An exception from this rule is widening a char type which is, as we said before, unsigned. A conversion from a char is always applied by filling the additional bits with 0 because we said there is no sign and thus no need for an inverted notation. A conversion of a char to an int is therefore performed as:
```
|            int            |    char     |     byte    |
|                           | 11 11 11 11 | 11 11 11 11 | => (char) \uFFFF
| 00 00 00 00 | 00 00 00 00 | 11 11 11 11 | 11 11 11 11 | => (int) 65535
```
When the original type has more bits than the target type, the additional bits are merely cut off. As long as the original value would have fit into the target value, this works fine, as for example for the following conversion of a short to a byte:
```
|     short   |     byte    |
| 00 00 00 00 | 00 00 00 01 | => (short) 1
|             | 00 00 00 01 | => (byte) 1
| 11 11 11 11 | 11 11 11 11 | => (short) -1
|             | 11 11 11 11 | => (byte) -1
```
However, if the value is too big or too small, this does not longer work:
```
|     short   |     byte    |
| 00 00 00 01 | 00 00 00 01 | => (short) 257
|             | 00 00 00 01 | => (byte) 1
| 11 11 11 11 | 00 00 00 00 | => (short) -32512
|             | 00 00 00 00 | => (byte) 0
```
This is why narrowing castings sometimes lead to strange results. You might wonder why narrowing is implemented this way. You could argue that it would be more intuitive if the JVM checked a number's range and would rather cast an incompatible number to the biggest representable value of the same sign. However, this would require branching what is a costly operation. This is specifically important, as this two's complement notation allows for cheap arithmetic operations.

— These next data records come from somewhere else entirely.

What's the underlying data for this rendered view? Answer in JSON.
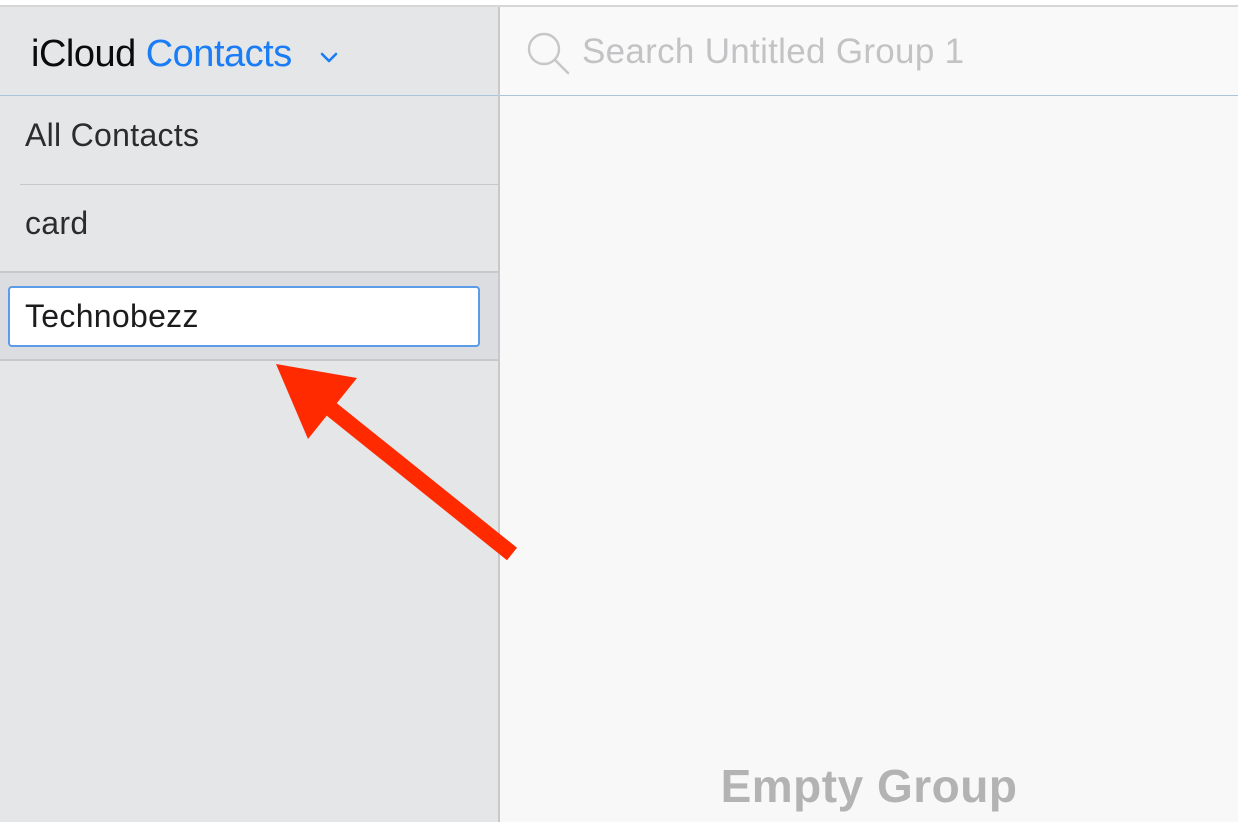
{
  "header": {
    "brand_prefix": "iCloud",
    "brand_app": "Contacts"
  },
  "sidebar": {
    "groups": [
      {
        "label": "All Contacts"
      },
      {
        "label": "card"
      }
    ],
    "editing_group": {
      "value": "Technobezz"
    }
  },
  "search": {
    "placeholder": "Search Untitled Group 1"
  },
  "main": {
    "empty_text": "Empty Group"
  },
  "icons": {
    "brand_menu": "chevron-down-icon",
    "search": "search-icon",
    "annotation": "red-arrow-annotation"
  },
  "colors": {
    "accent": "#1a7df5",
    "sidebar_bg": "#e5e6e8",
    "main_bg": "#f8f8f8",
    "annotation": "#ff2a00",
    "input_focus": "#5b9be8"
  }
}
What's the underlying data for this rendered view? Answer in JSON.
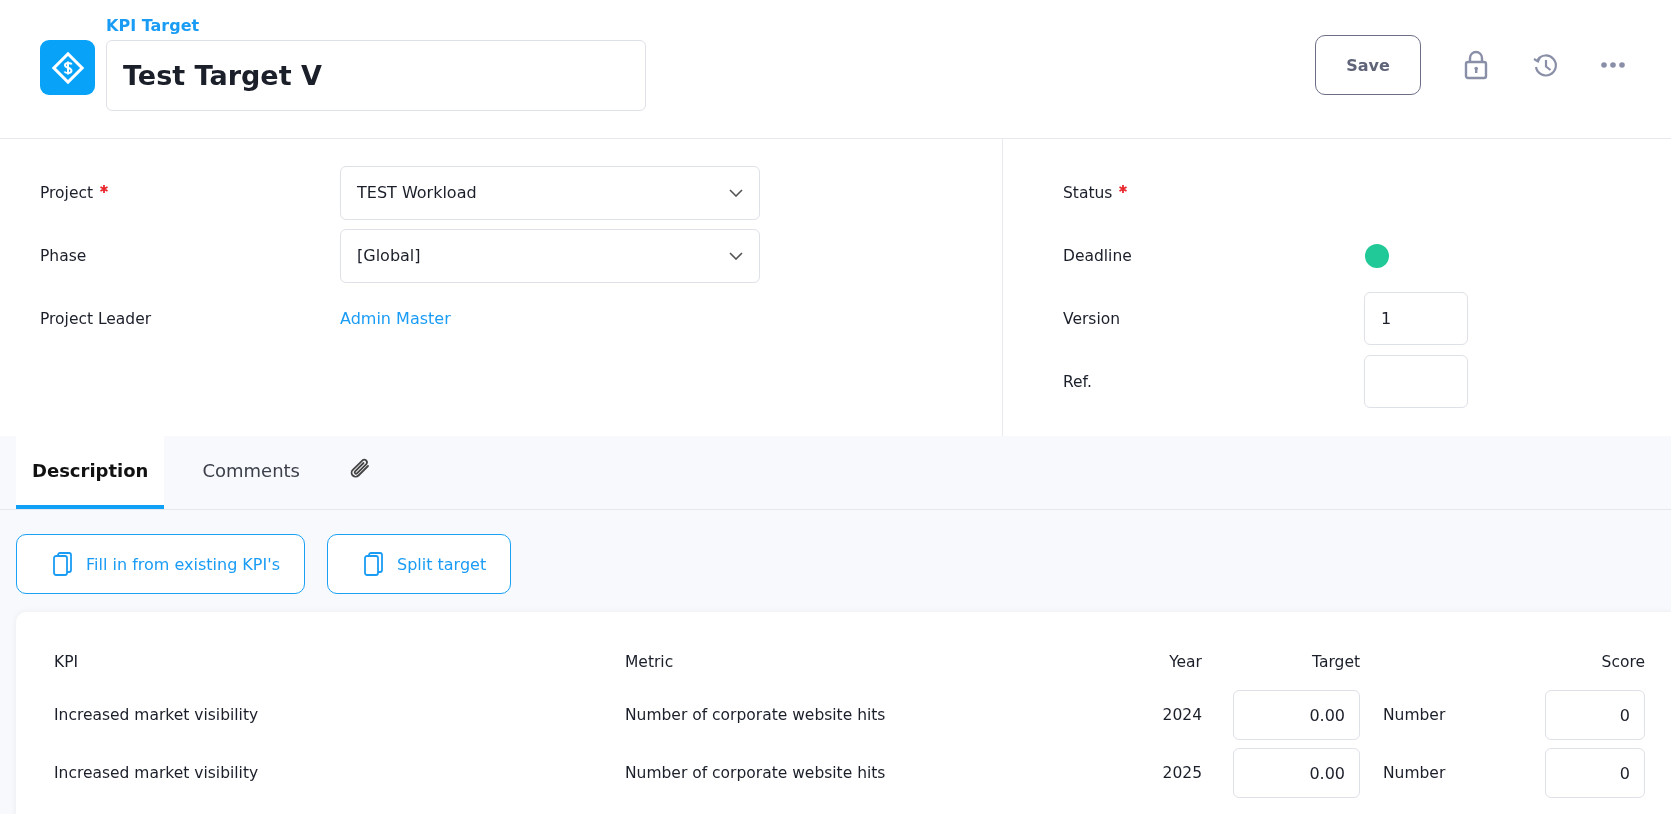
{
  "header": {
    "record_type": "KPI Target",
    "title": "Test Target V",
    "save": "Save"
  },
  "form": {
    "left": [
      {
        "kind": "select",
        "label": "Project",
        "required": true,
        "value": "TEST Workload"
      },
      {
        "kind": "select",
        "label": "Phase",
        "required": false,
        "value": "[Global]"
      },
      {
        "kind": "link",
        "label": "Project Leader",
        "required": false,
        "value": "Admin Master"
      }
    ],
    "right": [
      {
        "kind": "empty",
        "label": "Status",
        "required": true
      },
      {
        "kind": "dot",
        "label": "Deadline",
        "required": false,
        "color": "#20c997"
      },
      {
        "kind": "input",
        "label": "Version",
        "required": false,
        "value": "1"
      },
      {
        "kind": "input",
        "label": "Ref.",
        "required": false
      }
    ]
  },
  "tabs": [
    {
      "kind": "text",
      "label": "Description",
      "selected": true
    },
    {
      "kind": "text",
      "label": "Comments",
      "selected": false
    },
    {
      "kind": "attachment",
      "selected": false
    }
  ],
  "actions": [
    "Fill in from existing KPI's",
    "Split target"
  ],
  "table": {
    "columns": [
      "KPI",
      "Metric",
      "Year",
      "Target",
      "Score"
    ],
    "rows": [
      {
        "kpi": "Increased market visibility",
        "metric": "Number of corporate website hits",
        "year": "2024",
        "target": "0.00",
        "unit": "Number",
        "score": "0"
      },
      {
        "kpi": "Increased market visibility",
        "metric": "Number of corporate website hits",
        "year": "2025",
        "target": "0.00",
        "unit": "Number",
        "score": "0"
      }
    ]
  }
}
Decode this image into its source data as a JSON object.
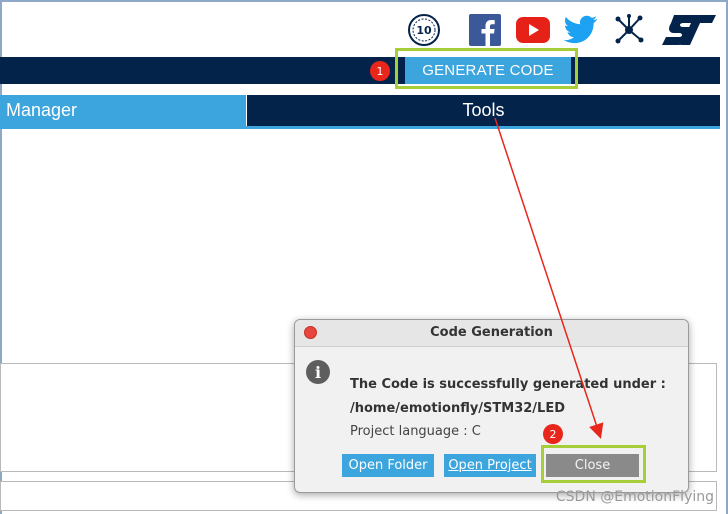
{
  "header": {
    "icons": [
      {
        "name": "ten-years-badge-icon",
        "text": "10"
      },
      {
        "name": "facebook-icon"
      },
      {
        "name": "youtube-icon"
      },
      {
        "name": "twitter-icon"
      },
      {
        "name": "network-share-icon"
      },
      {
        "name": "st-logo-icon",
        "text": "ST"
      }
    ],
    "generate_button_label": "GENERATE CODE",
    "step1_label": "1"
  },
  "tabs": {
    "manager_label": "Manager",
    "tools_label": "Tools"
  },
  "dialog": {
    "title": "Code Generation",
    "info_icon_glyph": "i",
    "message_line1": "The Code is successfully generated under :",
    "message_line2": "/home/emotionfly/STM32/LED",
    "message_line3": "Project language : C",
    "buttons": {
      "open_folder": "Open Folder",
      "open_project": "Open Project",
      "close": "Close"
    },
    "step2_label": "2"
  },
  "colors": {
    "navy": "#03234b",
    "accent_blue": "#3ca5de",
    "highlight_green": "#a6ce39",
    "annotation_red": "#e8261c",
    "close_grey": "#8a8a8a"
  },
  "watermark": "CSDN @EmotionFlying"
}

通过这些信息，我们可以看到在你的例子中数字-2发生了什么:

|           int           |    char     |     byte    |
| 11 11 11 11 11 11 11 11 | 11 11 11 11 | 11 11 11 10 | => (int) -2
|                         |             | 11 11 11 10 | => (byte) -2
|                         | 11 11 11 11 | 11 11 11 10 | => (char) \uFFFE
| 00 00 00 00 00 00 00 00 | 11 11 11 11 | 11 11 11 10 | => (int) 65534

如您所见，将 byte 转换为 char 会截取相同的位，因此 byte 转换是多余的。

如果您更喜欢正式的定义，所有这些规则也在 JVMS 中有明确说明。

最后要提醒的是：类型的位大小并不一定代表 JVM 在内存中表示该类型所保留的位数。事实上，JVM 不区分 boolean、byte、short、char 和 int 类型。它们都由相同的 JVM 类型表示，其中虚拟机仅模拟这些转换。在方法的操作数栈（即方法内的任何变量）上，所有命名类型的值都消耗 32 位。然而，对于数组和对象字段，任何 JVM 实现者都可以自行处理。